Obedient Creativity?

Last night I was at a home group of my friends, Andrew and Belinda Perriman where we wrestled with the idea of new creation. What does that mean in the context of the Bible and in life today. Andrew conncected us to the echoing language of creation’s blessings and mandates thoughout Genesis. It seems that God himself has challenged mankind to be blessed, care for the earth, multiply and spread out. In the story of Genesis we see how man failed at this miserably, each time tripping over the need to make a name for itself and defying the blessings of God and in effect inviting the destruction of creations beauty and ongoing process. Each time God would start over and reitterate that promise to mankind through, Adam and Eve, Noah, Abraham and though the foresight of Isiah who proclaimed Emmanuel’s coming. The new testement is also rich with the metaphoric language of creation calling us a “new creation” and foretelling of God’s city coming to reside on earth. It was a facinating concept and I am sure that I do it little justice here.

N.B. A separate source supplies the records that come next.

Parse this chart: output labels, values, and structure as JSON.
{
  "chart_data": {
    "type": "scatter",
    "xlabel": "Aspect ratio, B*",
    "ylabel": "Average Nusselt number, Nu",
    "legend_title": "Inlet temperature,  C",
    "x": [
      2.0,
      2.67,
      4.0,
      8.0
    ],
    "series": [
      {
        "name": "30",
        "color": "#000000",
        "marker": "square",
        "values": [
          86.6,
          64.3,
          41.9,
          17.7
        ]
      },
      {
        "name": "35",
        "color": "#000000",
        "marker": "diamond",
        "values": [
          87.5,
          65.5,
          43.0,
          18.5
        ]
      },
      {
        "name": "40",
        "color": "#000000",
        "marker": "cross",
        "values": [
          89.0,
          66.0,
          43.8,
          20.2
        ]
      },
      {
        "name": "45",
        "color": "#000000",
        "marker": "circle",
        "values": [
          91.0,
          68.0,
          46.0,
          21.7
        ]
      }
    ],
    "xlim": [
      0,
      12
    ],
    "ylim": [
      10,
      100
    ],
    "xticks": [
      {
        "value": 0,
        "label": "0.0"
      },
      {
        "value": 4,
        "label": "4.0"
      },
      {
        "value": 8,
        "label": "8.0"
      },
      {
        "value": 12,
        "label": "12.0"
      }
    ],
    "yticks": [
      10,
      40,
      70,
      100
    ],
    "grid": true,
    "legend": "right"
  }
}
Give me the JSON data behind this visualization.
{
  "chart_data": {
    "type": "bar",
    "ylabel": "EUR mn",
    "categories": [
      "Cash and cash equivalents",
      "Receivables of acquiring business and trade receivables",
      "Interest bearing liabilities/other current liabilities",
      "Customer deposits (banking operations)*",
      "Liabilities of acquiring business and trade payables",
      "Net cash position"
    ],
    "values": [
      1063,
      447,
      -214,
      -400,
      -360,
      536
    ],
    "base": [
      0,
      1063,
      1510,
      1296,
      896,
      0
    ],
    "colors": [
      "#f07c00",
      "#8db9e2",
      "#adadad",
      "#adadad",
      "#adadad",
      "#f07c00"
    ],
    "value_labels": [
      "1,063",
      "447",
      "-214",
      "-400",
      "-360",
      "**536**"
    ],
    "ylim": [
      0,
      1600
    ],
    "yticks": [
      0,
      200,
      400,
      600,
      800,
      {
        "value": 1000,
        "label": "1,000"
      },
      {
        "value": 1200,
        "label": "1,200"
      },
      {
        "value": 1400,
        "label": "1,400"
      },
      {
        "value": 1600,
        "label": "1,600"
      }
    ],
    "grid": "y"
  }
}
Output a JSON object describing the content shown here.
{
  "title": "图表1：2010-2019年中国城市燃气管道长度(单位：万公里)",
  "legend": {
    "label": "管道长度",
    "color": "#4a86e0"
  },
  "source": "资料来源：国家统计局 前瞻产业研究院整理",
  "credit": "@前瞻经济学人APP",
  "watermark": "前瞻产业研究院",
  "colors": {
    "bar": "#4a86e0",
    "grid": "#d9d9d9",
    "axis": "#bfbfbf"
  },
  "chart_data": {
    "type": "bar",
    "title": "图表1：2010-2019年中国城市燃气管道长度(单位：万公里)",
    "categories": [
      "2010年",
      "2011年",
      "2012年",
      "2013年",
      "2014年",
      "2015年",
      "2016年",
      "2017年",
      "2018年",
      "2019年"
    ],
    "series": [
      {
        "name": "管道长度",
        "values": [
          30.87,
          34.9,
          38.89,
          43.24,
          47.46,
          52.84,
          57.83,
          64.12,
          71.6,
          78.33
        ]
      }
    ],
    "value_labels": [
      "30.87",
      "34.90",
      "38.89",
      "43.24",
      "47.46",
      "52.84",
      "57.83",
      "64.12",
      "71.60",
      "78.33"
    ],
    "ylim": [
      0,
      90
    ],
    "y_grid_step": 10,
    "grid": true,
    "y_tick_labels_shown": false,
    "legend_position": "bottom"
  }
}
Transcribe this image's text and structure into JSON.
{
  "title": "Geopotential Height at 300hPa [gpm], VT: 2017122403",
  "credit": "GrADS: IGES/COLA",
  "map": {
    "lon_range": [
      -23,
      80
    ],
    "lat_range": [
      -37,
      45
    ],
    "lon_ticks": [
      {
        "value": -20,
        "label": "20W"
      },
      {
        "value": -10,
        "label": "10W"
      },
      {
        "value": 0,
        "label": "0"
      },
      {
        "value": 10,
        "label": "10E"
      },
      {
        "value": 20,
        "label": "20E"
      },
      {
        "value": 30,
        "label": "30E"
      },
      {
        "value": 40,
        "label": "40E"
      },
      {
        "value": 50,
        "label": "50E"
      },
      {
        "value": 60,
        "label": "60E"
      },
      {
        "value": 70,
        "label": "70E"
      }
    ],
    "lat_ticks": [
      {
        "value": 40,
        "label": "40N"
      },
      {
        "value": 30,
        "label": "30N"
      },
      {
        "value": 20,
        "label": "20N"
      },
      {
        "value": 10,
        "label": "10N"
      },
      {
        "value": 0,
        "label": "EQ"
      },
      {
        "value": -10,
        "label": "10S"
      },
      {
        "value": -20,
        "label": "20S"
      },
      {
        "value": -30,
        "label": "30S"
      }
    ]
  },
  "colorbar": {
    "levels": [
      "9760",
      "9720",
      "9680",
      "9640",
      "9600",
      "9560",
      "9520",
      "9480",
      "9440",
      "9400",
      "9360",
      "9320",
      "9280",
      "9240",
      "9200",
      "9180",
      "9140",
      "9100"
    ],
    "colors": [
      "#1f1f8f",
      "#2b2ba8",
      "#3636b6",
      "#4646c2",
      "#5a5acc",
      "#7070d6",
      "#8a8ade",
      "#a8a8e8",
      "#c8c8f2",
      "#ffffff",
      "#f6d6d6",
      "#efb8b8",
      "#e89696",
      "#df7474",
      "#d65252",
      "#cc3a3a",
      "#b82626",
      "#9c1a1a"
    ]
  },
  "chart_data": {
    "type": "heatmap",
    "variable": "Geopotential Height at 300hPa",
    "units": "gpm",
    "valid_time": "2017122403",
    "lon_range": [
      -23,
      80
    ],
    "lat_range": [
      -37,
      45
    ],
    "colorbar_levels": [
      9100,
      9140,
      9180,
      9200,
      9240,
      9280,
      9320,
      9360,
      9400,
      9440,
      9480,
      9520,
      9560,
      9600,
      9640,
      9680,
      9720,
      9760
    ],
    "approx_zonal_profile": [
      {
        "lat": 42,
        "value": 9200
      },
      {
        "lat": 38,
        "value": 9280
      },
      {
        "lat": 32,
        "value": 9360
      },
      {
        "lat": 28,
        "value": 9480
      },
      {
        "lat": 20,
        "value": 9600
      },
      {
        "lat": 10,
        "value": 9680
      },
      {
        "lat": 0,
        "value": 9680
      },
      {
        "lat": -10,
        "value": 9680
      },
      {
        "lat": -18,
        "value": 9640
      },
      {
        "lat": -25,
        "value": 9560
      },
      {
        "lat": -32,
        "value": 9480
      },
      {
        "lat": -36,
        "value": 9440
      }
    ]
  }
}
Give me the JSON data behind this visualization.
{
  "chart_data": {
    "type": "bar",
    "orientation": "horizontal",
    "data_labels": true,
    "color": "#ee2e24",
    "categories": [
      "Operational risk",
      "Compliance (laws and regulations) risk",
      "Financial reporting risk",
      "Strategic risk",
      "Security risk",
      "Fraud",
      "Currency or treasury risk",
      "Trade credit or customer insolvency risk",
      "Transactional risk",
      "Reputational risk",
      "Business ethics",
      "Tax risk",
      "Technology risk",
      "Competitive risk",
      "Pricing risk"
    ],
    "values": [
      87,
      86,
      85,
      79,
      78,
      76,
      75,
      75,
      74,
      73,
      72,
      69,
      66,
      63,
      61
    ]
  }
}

But it got me thinking. What if creatvity is the outcome of obedience? What if being made in His image is mostly reflected in our ability to trust in where He leads us and in that leading it frees us to be creative. Stagnation and hording are the enemies of creativity, because they contain what has already been. Innovation is the outcome of excellence in the basics. You become a virtuoso through hours of practice, most of which is rudementary and basic. As you hone your skills with scales and rhythms, you can take risks that produce something other and beautiful, but only after you have mastered the primary notes. Could there be a lesson in this we could learn about how we lead lives of spirituality individually and corporately. Could this more importantly outflow to rest of the world and stir something innovative, other and valuable?

What if everything boils down to this tenuous relationship between obedience and the divine other being birth in creativity? It might have us hold loosely to that which is now, and eagerly anticipate what is does not yet exsist all based upon how I live in obedience now. Then the past is nothing more than what we can learn from to move forward and not an anchor to hold us back or disqualify, because there is the cahnce for renewal, rebirth, and regeneration that comes forth within the divine spark of creativity.

So I have to ask the question, What if creativity was the ultimate outcome of obedience?